With more Kiwis purchasing boats and getting out on the water this summer, Department of Conservation (DOC) is asking people to report any sightings of Hector’s and Māui dolphins.

These smallest species of dolphins are only found in New Zealand and their dwindling numbers have been a cause of concern.

“The easiest way to make a report is through the ‘Hector’s Dolphin Sightings’ app,” said Kristina Hillock, technical advisor at DOC.

“This app allows you easily find your location, make a report, and upload a video or photo for verification, all in one place.”

The app is available on both App Store and Google Play and can be used to report sightings of other marine mammals as well, such as whales, other dolphins, and seals.

“Any reports are useful,” said Hillock. “The more data we have, the better we can protect our marine species.”

Sightings can also be reported by calling 0800 DOC HOT (0800 362 468) or via the DOC web.

Hector’s and Māui dolphins can be easily identified, as they have a distinctive rounded dorsal fin and small, rounded black flippers, and are much smaller than other dolphin species, growing to only about 1.5 metres long.

Māui is only found on the west coast of the North Island. Hector’s are mostly found around the South Island.

With a handful of sightings off the east coast of the North Island as far north as the Coromandel Peninsula, DOC is urging boaties to be extra vigilant there.

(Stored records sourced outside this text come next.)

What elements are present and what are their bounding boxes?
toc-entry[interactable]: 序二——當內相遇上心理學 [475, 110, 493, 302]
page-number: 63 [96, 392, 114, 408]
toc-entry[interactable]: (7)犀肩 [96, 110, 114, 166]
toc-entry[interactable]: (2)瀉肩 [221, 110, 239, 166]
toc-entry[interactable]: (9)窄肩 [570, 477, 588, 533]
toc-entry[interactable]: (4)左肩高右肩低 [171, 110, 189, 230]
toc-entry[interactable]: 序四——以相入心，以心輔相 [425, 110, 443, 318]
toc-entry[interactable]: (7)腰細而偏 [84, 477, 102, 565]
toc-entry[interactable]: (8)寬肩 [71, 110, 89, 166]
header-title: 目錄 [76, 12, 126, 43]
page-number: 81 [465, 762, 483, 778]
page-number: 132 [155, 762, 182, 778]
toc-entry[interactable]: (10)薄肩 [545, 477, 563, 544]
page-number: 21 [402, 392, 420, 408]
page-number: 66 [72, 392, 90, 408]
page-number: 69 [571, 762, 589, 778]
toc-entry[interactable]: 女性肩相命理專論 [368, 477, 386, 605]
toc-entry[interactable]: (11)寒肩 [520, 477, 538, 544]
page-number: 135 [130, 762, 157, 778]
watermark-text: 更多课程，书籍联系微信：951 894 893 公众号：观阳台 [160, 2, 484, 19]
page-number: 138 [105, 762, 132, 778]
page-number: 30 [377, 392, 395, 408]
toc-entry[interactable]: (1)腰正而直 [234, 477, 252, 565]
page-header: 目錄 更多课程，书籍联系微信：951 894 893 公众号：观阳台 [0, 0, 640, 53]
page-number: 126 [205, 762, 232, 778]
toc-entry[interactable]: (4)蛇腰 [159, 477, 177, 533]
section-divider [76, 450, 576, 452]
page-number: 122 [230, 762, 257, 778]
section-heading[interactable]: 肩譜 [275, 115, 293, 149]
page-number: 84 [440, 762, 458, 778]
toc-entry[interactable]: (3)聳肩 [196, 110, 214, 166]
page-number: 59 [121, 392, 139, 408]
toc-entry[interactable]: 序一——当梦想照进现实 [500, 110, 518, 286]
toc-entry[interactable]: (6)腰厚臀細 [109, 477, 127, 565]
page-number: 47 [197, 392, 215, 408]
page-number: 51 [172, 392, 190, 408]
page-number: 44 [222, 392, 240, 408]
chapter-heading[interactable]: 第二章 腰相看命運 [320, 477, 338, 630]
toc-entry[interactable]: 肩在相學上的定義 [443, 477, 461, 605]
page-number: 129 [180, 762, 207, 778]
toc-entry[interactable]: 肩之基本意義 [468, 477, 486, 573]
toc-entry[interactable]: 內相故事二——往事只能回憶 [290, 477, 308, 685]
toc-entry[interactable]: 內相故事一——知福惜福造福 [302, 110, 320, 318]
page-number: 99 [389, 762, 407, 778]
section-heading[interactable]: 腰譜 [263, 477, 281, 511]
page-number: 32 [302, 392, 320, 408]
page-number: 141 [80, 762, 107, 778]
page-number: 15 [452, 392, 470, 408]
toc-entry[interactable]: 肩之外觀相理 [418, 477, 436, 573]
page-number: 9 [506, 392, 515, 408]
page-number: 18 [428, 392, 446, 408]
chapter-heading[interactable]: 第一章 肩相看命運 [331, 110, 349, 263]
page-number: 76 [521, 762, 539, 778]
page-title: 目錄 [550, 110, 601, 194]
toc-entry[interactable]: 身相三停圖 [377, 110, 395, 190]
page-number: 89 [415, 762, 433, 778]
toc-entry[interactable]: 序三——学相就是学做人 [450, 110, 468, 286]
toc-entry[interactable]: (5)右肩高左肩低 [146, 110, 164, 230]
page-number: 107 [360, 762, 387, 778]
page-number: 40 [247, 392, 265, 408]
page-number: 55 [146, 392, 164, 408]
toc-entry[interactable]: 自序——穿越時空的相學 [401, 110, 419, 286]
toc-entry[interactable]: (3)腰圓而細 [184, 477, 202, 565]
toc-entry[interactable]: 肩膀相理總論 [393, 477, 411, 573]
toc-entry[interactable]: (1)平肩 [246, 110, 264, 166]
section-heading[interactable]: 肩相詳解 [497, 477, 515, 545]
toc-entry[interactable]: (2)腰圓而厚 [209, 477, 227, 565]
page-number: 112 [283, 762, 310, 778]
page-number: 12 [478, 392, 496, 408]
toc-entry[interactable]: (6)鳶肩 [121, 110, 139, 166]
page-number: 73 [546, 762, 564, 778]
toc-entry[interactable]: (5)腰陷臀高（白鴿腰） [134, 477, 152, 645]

All sightings are verified by an independent marine mammal scientist. DOC then uses the data to better understand the distribution of these rare dolphins. Understanding where these animals are is absolutely critical to protecting them.

“Once we can confirm that they are in a certain area, we can respond with plans for their conservation. For some of these areas we have reported sightings, but not enough to know if there is a resident population or where they’ve come from. Your reports will help us learn more about this species,” said Hillock.

“Taking a photo or a video is the best way to help us verify a sighting.”

DOC is also asking that anyone who spots a stranded or dead Hector’s or Māui to report it immediately via the DOC HOT phone line. An early response means the best opportunity to gather information and determine the cause of death.